Many jurists boast that the Canadian system of criminal justice is the best in the world because of the involvement of our citizens as jury members. We like the idea that our justice system reflects democratic values by giving a voice to the community.
It's a nice sentiment, but rather hollow in practice. Our democratic aspirations are undercut by the fact that many community members are reluctant to take the time to honour their civic duty to sit on a jury.
The seeds of jury discontent can be found in two unrelated cases that made headlines recently.
The first concerns the upcoming trial of Robert Pickton in British Columbia on 26 murder charges. It has been decided that the case will now be split into two parts, and that the first jury trial will only deal with six of the murders. The judge is concerned that the jury could be confused and overwhelmed if forced to deal with the entire case.
It is always stressful to sit in judgment of others, but there are lots of other reasons why jurors find the discharge of their civic duty onerous and troubling.
Jurors wait forever in a small, stuffy room while lawyers argue arcane points of law in their absence. They miss all the juicy stuff that is ruled inadmissible. They sit in uncomfortable chairs for many hours listening without ever asking a question. They become little more than passive receptacles for evidence.
After many days, weeks or even months of silently digesting the evidence, jurors are given a crash course in law by the judge and sent to a little room to argue with strangers.
At the end of the ordeal, the jury reports to court with a very limited choice of offerings: guilty or not guilty. No one will ask why and no one wants an explanation of the simple one- or two-word decree the jurors are forced to stick to. In fact, it is a criminal offence for jurors to disclose the nature and content of their deliberations.
When it's all over, the jurors get to go home with an insulting level of remuneration, no souvenirs and no plaque to honour their public service.
This ordeal would be worthwhile if we truly respected the intelligence and autonomy of the jury, but our courts seem to have little confidence in the jury's decision-making abilities. This condescending lack of faith found expression in last month's Supreme Court of Canada decision to order a new trial for Vuthy Kong, charged with murder in the stabbing death of Adam Miu. In February 2002 a late-night brawl broke out between Kong and his friends and Miu and his friends. The Kong group were armed with knives.
At the trial, many witnesses gave conflicting testimony about the exact nature of the altercation. The jury convicted Kong of the lesser offence of manslaughter. Perhaps they concluded that Kong lacked the requisite intent to kill, or perhaps they decided that Kong was provoked, and provocation can reduce murder to manslaughter. Ultimately, the Supreme Court ordered a new trial because the trial judge did not explicitly instruct the jury to consider the defence of self-defence. Even though jury simulation studies show that jurors often do not listen and only understand half of judge's legal instructions, a new trial may be ordered if the judge made a significant error in explaining the operation of the law.
Kong claimed he had acted in self-defence, and there is no reason for a trial judge to then screen the assertion to determine if the jury should be told to take this into consideration.

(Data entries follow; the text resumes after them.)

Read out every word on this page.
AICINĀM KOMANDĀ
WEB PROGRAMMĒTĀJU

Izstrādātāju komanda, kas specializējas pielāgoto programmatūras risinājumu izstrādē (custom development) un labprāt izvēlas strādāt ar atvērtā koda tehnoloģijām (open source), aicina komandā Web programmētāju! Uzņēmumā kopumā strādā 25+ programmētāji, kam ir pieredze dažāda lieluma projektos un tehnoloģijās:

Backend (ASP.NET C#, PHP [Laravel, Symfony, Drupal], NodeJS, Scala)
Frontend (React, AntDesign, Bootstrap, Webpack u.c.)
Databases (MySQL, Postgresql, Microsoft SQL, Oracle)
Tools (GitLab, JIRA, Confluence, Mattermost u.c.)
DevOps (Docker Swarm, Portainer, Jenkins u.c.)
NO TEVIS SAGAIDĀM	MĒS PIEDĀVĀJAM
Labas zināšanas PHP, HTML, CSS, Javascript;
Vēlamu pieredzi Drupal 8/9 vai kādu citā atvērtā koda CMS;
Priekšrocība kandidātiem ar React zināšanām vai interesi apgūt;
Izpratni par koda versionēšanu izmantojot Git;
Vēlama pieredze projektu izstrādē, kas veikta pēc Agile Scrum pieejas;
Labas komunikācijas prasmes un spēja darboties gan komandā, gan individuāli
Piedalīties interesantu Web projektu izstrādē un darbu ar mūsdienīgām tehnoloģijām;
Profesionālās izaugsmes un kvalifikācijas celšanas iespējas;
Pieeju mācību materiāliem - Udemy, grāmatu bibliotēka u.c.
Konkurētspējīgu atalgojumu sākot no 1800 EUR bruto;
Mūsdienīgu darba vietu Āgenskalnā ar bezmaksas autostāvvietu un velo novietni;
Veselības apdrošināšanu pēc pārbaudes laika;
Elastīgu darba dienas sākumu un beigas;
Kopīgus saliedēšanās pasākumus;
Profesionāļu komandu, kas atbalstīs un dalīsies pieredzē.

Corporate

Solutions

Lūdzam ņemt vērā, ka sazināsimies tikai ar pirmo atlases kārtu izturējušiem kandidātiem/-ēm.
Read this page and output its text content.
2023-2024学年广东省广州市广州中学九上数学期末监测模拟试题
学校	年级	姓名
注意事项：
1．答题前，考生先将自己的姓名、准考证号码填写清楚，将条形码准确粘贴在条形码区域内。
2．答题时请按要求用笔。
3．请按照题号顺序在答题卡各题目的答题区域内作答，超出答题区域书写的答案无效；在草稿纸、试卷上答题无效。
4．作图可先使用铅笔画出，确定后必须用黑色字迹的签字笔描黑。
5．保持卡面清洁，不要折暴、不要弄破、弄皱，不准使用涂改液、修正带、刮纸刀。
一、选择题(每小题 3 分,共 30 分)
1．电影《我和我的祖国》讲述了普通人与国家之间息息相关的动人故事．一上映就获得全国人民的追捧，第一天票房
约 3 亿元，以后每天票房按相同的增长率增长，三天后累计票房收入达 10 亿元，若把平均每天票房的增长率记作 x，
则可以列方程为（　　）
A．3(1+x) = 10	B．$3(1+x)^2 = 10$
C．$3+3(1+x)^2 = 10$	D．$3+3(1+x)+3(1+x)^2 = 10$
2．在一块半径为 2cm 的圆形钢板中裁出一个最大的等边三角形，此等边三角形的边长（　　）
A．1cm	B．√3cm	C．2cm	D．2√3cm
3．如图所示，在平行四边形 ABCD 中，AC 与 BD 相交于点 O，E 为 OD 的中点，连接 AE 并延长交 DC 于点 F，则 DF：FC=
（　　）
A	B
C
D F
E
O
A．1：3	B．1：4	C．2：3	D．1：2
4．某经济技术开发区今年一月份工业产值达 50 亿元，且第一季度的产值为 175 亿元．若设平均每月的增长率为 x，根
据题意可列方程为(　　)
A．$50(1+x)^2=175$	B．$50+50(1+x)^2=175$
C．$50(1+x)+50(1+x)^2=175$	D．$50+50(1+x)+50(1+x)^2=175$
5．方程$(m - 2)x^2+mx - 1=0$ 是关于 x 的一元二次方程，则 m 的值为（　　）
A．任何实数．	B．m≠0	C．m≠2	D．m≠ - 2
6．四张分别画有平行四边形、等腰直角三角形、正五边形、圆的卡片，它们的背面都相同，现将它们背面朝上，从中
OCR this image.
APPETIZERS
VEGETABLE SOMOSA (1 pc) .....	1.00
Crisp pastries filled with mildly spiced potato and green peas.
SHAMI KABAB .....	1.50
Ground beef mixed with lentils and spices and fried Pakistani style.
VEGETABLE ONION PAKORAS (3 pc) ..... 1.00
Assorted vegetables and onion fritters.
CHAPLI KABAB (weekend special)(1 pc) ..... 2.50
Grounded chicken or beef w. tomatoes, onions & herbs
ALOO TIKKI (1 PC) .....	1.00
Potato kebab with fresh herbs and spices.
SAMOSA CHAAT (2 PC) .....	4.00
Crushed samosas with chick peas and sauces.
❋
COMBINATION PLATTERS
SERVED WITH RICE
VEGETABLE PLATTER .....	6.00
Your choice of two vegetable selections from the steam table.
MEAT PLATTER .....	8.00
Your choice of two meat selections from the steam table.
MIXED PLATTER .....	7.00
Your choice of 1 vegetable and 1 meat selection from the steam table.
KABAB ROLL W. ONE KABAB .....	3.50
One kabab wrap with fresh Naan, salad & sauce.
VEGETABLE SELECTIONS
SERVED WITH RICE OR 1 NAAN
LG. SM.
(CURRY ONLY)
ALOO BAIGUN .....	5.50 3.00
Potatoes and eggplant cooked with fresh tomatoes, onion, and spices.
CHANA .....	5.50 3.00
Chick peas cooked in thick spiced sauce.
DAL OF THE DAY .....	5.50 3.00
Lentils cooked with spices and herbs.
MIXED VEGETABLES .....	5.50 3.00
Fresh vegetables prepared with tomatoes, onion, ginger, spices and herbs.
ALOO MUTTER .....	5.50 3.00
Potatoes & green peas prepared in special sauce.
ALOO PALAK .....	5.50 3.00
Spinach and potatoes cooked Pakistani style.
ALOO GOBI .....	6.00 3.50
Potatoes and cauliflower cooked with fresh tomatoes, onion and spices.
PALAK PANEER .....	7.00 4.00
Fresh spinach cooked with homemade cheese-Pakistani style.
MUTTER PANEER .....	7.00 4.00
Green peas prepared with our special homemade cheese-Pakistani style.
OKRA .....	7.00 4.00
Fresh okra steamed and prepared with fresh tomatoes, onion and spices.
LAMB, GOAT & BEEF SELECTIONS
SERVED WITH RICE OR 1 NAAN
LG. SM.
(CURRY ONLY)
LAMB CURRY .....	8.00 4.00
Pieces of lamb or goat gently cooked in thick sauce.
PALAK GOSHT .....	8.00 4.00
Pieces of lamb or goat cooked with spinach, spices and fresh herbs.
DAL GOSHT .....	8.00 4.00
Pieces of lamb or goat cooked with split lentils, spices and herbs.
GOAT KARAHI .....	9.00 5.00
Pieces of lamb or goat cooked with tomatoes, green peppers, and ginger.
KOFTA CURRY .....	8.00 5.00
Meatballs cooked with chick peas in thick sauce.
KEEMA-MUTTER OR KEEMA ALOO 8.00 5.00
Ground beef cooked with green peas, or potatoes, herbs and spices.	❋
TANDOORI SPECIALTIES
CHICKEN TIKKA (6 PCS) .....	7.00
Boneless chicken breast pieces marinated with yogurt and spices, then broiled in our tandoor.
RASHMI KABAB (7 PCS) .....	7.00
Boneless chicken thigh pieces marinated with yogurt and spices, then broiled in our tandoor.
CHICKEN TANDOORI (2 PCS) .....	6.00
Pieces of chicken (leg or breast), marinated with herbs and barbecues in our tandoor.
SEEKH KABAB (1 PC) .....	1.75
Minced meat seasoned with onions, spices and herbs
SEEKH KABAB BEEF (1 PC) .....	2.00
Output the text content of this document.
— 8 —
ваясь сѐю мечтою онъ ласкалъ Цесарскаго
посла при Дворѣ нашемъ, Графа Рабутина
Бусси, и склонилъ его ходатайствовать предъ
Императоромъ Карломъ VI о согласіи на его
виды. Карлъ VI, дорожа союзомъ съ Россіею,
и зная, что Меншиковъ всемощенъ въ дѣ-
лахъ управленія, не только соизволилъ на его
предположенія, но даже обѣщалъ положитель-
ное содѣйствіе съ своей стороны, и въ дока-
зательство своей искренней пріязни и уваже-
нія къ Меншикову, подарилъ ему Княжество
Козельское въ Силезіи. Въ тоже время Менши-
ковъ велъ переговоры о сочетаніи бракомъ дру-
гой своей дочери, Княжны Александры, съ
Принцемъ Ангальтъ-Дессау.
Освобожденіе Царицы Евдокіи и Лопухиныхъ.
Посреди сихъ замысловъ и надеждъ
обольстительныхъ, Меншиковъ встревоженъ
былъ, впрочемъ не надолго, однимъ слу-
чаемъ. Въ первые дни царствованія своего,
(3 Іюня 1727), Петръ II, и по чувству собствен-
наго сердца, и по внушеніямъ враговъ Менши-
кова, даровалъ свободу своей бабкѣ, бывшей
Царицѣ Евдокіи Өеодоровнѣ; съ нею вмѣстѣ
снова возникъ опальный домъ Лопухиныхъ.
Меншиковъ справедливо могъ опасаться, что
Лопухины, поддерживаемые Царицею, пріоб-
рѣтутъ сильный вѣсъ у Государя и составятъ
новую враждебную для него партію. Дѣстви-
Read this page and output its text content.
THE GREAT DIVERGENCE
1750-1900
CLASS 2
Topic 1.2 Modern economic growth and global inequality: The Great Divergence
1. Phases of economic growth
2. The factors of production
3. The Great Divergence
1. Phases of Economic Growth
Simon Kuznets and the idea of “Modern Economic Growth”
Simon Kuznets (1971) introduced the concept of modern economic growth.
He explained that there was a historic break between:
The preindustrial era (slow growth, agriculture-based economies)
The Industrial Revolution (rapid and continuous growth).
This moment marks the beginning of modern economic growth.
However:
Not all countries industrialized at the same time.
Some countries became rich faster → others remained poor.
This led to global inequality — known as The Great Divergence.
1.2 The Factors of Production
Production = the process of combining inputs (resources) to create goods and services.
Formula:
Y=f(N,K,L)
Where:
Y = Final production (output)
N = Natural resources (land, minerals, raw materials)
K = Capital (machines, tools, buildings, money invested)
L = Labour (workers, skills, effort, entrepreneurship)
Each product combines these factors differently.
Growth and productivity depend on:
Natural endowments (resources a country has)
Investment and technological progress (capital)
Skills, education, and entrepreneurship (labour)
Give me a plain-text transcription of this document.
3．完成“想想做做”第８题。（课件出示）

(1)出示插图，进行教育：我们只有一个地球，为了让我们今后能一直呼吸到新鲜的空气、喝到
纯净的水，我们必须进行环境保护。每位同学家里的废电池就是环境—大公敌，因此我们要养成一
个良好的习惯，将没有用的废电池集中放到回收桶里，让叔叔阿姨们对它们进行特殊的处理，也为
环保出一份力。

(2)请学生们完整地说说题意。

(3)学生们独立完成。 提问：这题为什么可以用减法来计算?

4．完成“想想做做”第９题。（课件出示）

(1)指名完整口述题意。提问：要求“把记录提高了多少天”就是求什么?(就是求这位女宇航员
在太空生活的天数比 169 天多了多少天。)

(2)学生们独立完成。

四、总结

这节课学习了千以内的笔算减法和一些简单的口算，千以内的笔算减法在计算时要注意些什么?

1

I have no doubt that the jury would have assessed this issue, notwithstanding the judge's silence. With its origins in 13th-century law, self-defence is one of the oldest defences, a simple concept easily understood by lay people.
If the claim of self-defence is groundless, the jury will be able to reach this conclusion without the judge acting as censor.
Ironically, if the Kong judge had actually instructed the jury to consider this obvious defence, chances are he would have lost them in a maze of legal sophistry. In the world of law, self-defence bears little relation to ordinary common sense.
The highly esteemed local jurist Mr. Justice David Watt has said that the defence is "highly technical, excessively detailed... and internally inconsistent. A summing up on the issue of self-defence is at best confusing, more likely to leave jurors in a dissociative or catatonic state. Instruction on self-defence is an oxymoron."
If we had more confidence in jurors, we wouldn't feel so compelled to come up with complicated rules and formulas to guide their deliberations. If we had more confidence in jurors, we'd also be more inclined to want them to provide some simple reasons for their decision. Shrouding the jury trial in mystery and complexity defeats the whole purpose of community participation. It also leaves the jury verdict open to senseless challenges having more to do with what the judge said to the jury than with what the jury actually did in dispensing justice.
No wonder many people start looking through their Rolodex of excuses when they're summoned to appear for jury duty.